Fatigue is a significant design consideration in deep-water floating production systems. The most critical components of these systems from a safety and reliability perspective are production and export steel catenary risers (SCRs), top-tension risers (TTRs), as well as flowlines, since they transport all production fluids. These components can also be subjected to sour service conditions, due either to the nature of the crude production or to seawater flooding of the reservoir to enhance production yield.
Extensive laboratory testing has shown that sour brine environments can reduce fatigue life by 10× to 50× compared to fatigue lives measured in laboratory air. Thus, in order to ensure safe, reliable, and environmentally friendly deepwater development, the effect of these sour service conditions must be properly accounted for in riser and flowline design. However, to ensure that the full environmental effect is captured, tests need to be conducted at cyclic loading frequency representative of those experienced in the structure (typically 0.1 Hz or less), which makes corrosion-fatigue testing very time consuming and costly. Consequently, there has been a need for predictive models that can reduce the dependence on extensive long-term testing, while at the same time enable existing data to be interpolated and/or extrapolated over a broad domain of relevant mechanical, environmental, and material variables.
Joint Industry Project, Phase 1
In response to this need, a Joint Industry Project (JIP) was organized by SwRI in 2010 under support of six energy companies and component suppliers. Phase 1 of the JIP, which was completed in 2014, developed and validated an analytical model for corrosion fatigue crack growth (CFCG) of offshore structural steels, which can predict CFCG rates in sour brine environments over a wide range of mechanical, environmental, and material variables. This model was formulated based on the assumption that CFCG rates for offshore structural steels exposed to sour brine environments are dominated by hydrogen embrittlement.
The detailed modeling approach was as follows:
- defining the sequence of individual kinetic elements in the overall process that supplies hydrogen atoms to the fracture process zone ahead of the crack tip
- identifying the slowest elemental kinetic step, which is defined as the rate-controlling process (RCP)
- developing detailed kinetic models for the RCP
The resulting analytical model, in turn, has been used as the basis for developing an engineering spreadsheet tool. An example of predictions from the spreadsheet tool in comparison with experimental CFCG rate data is provided in the figure. The model inputs displayed in the table extracted from the spreadsheet tool include material variables (steel yield strength, σys), environmental variables (pH, H2S partial pressure, temperature), and mechanical variables (load-cycle frequency, f, and maximum stress-intensity factor, Kmax). While the comparison between model predictions (solid lines) and experimental data (symbols) is favorable at intermediate stress-intensity factor ranges (ΔK), the CFCG rates are overestimated at low ΔK. This is because CFCG rates in this regime are hypothesized to be dominated by changes in the true mechanical driving force, which has not yet been included in the model-based spreadsheet tool.

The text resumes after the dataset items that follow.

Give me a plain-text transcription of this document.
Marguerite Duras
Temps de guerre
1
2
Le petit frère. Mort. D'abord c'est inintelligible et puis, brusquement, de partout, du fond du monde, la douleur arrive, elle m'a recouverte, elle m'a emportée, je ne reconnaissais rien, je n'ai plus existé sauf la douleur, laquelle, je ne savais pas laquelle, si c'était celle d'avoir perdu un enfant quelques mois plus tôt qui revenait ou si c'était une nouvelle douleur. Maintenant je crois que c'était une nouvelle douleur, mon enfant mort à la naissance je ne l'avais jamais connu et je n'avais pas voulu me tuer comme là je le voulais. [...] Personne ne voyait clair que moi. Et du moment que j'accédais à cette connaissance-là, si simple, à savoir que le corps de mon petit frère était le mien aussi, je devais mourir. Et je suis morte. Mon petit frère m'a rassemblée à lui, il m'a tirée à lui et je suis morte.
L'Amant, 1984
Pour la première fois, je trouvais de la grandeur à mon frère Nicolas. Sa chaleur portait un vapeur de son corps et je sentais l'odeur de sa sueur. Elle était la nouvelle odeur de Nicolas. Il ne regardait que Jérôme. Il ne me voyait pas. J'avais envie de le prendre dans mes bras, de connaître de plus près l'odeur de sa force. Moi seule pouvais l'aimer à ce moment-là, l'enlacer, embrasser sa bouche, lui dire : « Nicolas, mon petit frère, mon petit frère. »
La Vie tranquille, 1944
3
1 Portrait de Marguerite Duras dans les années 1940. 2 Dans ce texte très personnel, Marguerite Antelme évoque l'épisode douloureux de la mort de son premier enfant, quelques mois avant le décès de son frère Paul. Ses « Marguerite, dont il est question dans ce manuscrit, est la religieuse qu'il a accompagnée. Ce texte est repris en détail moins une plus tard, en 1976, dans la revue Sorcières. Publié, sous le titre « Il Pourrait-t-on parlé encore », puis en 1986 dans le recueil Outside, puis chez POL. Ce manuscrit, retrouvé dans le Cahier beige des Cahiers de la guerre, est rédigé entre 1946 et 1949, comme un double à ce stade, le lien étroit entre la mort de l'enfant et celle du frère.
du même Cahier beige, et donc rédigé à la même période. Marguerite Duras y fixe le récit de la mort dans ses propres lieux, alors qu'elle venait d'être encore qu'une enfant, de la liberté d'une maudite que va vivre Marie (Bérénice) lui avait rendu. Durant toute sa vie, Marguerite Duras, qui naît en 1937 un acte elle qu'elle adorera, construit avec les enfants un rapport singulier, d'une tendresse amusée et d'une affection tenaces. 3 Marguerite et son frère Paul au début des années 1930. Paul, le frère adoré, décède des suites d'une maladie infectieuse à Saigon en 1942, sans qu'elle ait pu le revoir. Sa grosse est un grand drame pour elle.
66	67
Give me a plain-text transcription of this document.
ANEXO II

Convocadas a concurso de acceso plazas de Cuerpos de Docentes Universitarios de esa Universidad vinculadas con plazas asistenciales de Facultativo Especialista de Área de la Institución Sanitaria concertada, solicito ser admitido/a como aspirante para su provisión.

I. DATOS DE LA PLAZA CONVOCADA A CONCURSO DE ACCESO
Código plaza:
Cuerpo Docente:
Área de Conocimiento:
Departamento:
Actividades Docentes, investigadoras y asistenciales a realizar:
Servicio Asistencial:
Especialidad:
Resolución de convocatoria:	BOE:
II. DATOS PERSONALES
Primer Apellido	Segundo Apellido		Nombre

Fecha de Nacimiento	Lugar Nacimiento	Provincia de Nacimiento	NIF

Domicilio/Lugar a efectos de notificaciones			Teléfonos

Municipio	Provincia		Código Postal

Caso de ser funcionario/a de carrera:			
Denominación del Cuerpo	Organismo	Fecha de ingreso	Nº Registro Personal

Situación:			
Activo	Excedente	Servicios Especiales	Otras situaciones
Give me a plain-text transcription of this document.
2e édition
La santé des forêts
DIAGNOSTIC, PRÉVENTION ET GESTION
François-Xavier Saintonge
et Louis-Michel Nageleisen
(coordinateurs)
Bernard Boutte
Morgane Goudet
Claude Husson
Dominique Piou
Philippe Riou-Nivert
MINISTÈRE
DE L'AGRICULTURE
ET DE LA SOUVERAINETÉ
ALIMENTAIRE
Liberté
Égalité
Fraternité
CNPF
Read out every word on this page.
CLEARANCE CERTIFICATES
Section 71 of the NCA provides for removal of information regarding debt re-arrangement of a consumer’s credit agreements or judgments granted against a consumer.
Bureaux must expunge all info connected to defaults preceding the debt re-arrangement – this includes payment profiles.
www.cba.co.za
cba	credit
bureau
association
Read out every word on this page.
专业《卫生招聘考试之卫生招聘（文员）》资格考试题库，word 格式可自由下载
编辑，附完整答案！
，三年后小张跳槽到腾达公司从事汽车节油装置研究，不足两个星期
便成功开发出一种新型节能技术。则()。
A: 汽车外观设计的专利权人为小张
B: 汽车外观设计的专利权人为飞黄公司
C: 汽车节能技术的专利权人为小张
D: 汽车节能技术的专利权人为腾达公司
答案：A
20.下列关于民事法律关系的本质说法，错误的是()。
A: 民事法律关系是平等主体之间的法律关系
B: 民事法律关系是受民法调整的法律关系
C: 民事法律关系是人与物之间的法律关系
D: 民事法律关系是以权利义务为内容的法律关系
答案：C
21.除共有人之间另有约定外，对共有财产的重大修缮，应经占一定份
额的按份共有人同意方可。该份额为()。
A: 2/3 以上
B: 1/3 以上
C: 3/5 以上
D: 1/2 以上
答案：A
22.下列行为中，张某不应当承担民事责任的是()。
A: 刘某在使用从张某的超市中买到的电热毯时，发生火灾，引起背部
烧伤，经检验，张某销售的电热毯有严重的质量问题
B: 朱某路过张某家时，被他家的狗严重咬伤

Joint Industry Project, Phase 2
To address this limitation of the Phase 1 model, Phase 2 of the JIP was initiated in 2015 to extend the model to predict CFCG rates at low ΔK. As schematically shown in the figure, the model/spreadsheet tool from Phase 1 is capable of predicting effects of changing environmental variables on CFCG rates (green arrow), which shift da/dN(ΔK) in the vertical direction. However, the figure also illustrates the present limitation of the current model – specifically, the model overestimates da/dN at low ΔK, so that alterations in the mechanical driving force are necessary to translate da/dN(ΔK) in the horizontal direction (red arrow) in order to obtain more realistic (i.e., less conservative) predictions in the low-ΔK regime. Therefore, the focus in Phase 2 is to identify and characterize the fundamental mechanisms that can alter the mechanical driving force in order to correct this over-conservatism in the Phase 1 model.
Critical experiments combined with modeling are underway in Phase 2 of the JIP with four members from the energy sector to improve the predictive capability of the model in the low-ΔK regime.